【音楽】
クリープハイプ、過去最大規模ツアーが武道館で終幕「“口から人間”出して帰ります」

ロックバンド・クリープハイプが24日、東京・日本武道館で2月から始まった全国ツアー『君は一人だけど 俺も一人だよって』、そして5月からのアリーナツアー『真っ直ぐ行ったら愛に着く』のファイナル公演を開催した。同公演は、ホール&ライブハウス15公演、アリーナ4箇所8公演をまわるキャリア史上最大規模のツアーの締めくくりとして行われた。
【ライブ写真多数】クリープハイプ、自身最大規模ツアーのファイナル公演の模様
1曲目「天の声」は、2024年12月にリリースされた最新アルバム『こんなところに居たのかやっと見つけたよ』のラストを飾る楽曲。尾崎世界観(ボーカル/ギター)のアルペジオにバンドの演奏が加わり、会場全体が浮かび上がるような感覚を生み出した。続く「生レバ」では、過剰なほどの火柱が上がり、リアルなライブ空間と創作的な演出が交錯。ステージセットは、どこかで見たことのあるような都市のイメージを重ね合わせ、観客の没入感を高めていった。
ライブ中盤には、長谷川カオナシ(ベース)がラジオ番組風の“電話人生相談”を展開。自らが演じるパーソナリティー、相談者、コメンテーターの三役によるやりとりは、架空のやりとりでありながら、自身の内面を投影したような構成となっていた。MC後の「ラブホテル」では、尾崎がそのラジオに電話をかけ、最後のサビをどう盛り上げるかを“相談”する演出も加わり、虚構と現実が交錯する構成がライブの世界観をさらに深めた。
その後、「リバーシブルー」「百八円の恋」など初期楽曲を含むブロックを経て、「ナイトオンザプラネット」では床面のミラーボールが回転。武道館の天井にはミラーボールが反射する無数の光が星となって瞬き出した。
「楽しくやってますか?」と尾崎がメンバーに問いかけ、小川幸慈(ギター)と小泉拓(ドラム)が「楽しい」と返答。カオナシも笑顔で応じると、会場には温かい空気が流れた。「HE IS MINE」「愛の標識」など5曲を畳みかけた後のMCで尾崎は、「目を凝らして近寄っていかないと見えない、触れない、聴こえない、そういうものをこれからもずっと届けたい」と語り、「“口から音源”じゃなくて、“口から人間”出して帰ります」と締めくくった。

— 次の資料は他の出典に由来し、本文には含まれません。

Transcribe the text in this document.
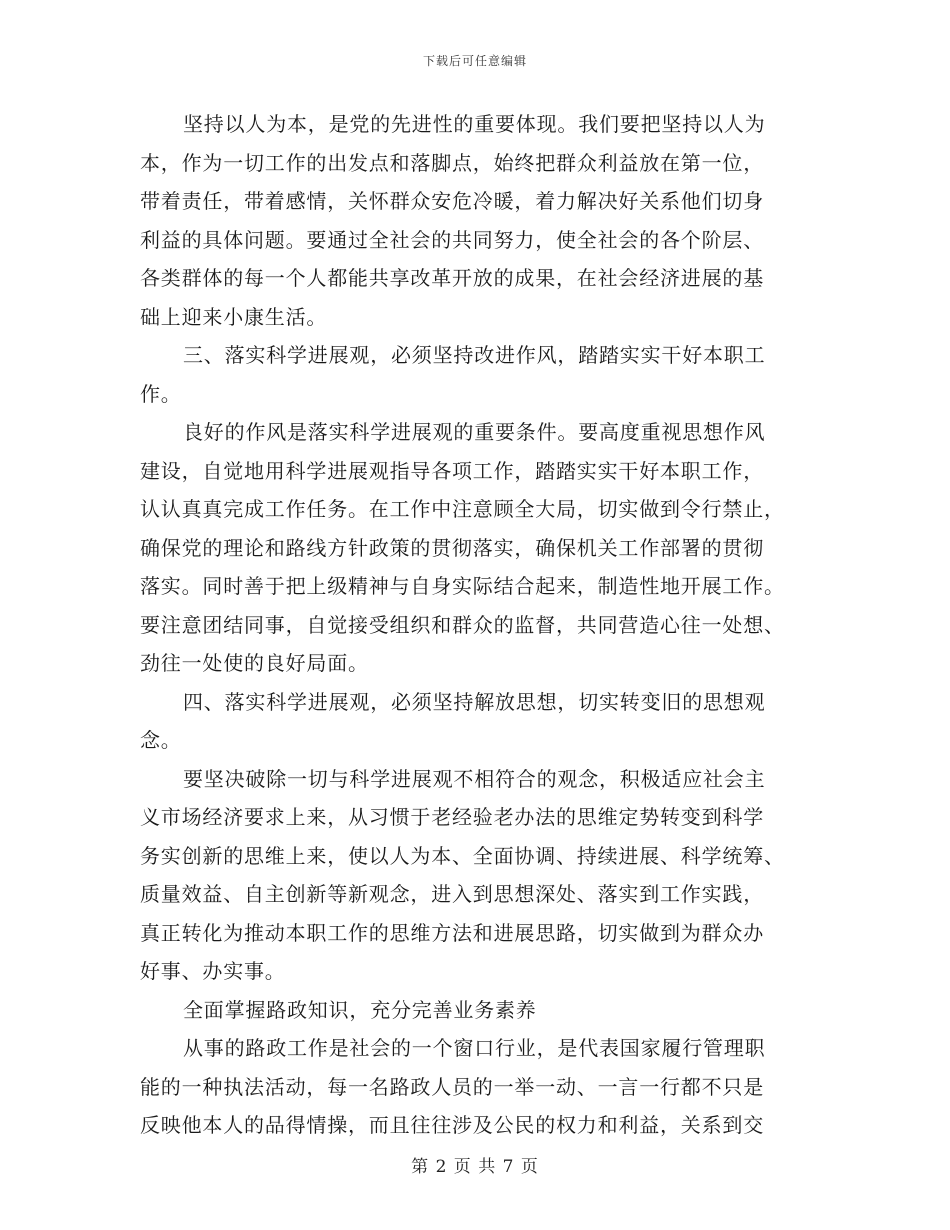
下载后可任意编辑
坚持以人为本，是党的先进性的重要体现。我们要把坚持以人为
本，作为一切工作的出发点和落脚点，始终把群众利益放在第一位，
带着责任，带着感情，关怀群众安危冷暖，着力解决好关系他们切身
利益的具体问题。要通过全社会的共同努力，使全社会的各个阶层、
各类群体的每一个人都能共享改革开放的成果，在社会经济进展的基
础上迎来小康生活。
三、落实科学进展观，必须坚持改进作风，踏踏实实干好本职工
作。
良好的作风是落实科学进展观的重要条件。要高度重视思想作风
建设，自觉地用科学进展观指导各项工作，踏踏实实干好本职工作，
认认真真完成工作任务。在工作中注意顾全大局，切实做到令行禁止，
确保党的理论和路线方针政策的贯彻落实，确保机关工作部署的贯彻
落实。同时善于把上级精神与自身实际结合起来，制造性地开展工作。
要注意团结同事，自觉接受组织和群众的监督，共同营造心往一处想、
劲往一处使的良好局面。
四、落实科学进展观，必须坚持解放思想，切实转变旧的思想观
念。
要坚决破除一切与科学进展观不相符合的观念，积极适应社会主
义市场经济要求上来，从习惯于老经验老办法的思维定势转变到科学
务实创新的思维上来，使以人为本、全面协调、持续进展、科学统筹、
质量效益、自主创新等新观念，进入到思想深处、落实到工作实践，
真正转化为推动本职工作的思维方法和进展思路，切实做到为群众办
好事、办实事。
全面掌握路政知识，充分完善业务素养
从事的路政工作是社会的一个窗口行业，是代表国家履行管理职
能的一种执法活动，每一名路政人员的一举一动、一言一行都不只是
反映他本人的品得情操，而且往往涉及公民的权力和利益，关系到交
第 2 页 共 7 页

終盤は「寝癖」「ままごと」「凛と」「おやすみ泣き声、さよなら歌姫」を連続で披露。ラストナンバー「幽霊失格」前のMCでは、「曖昧なもの、よくわからないものに向き合うことが大事」とし、「クリープハイプはそれをずっとやってます。根気強く粘り強くやっていきましょう」と観客に呼びかけた。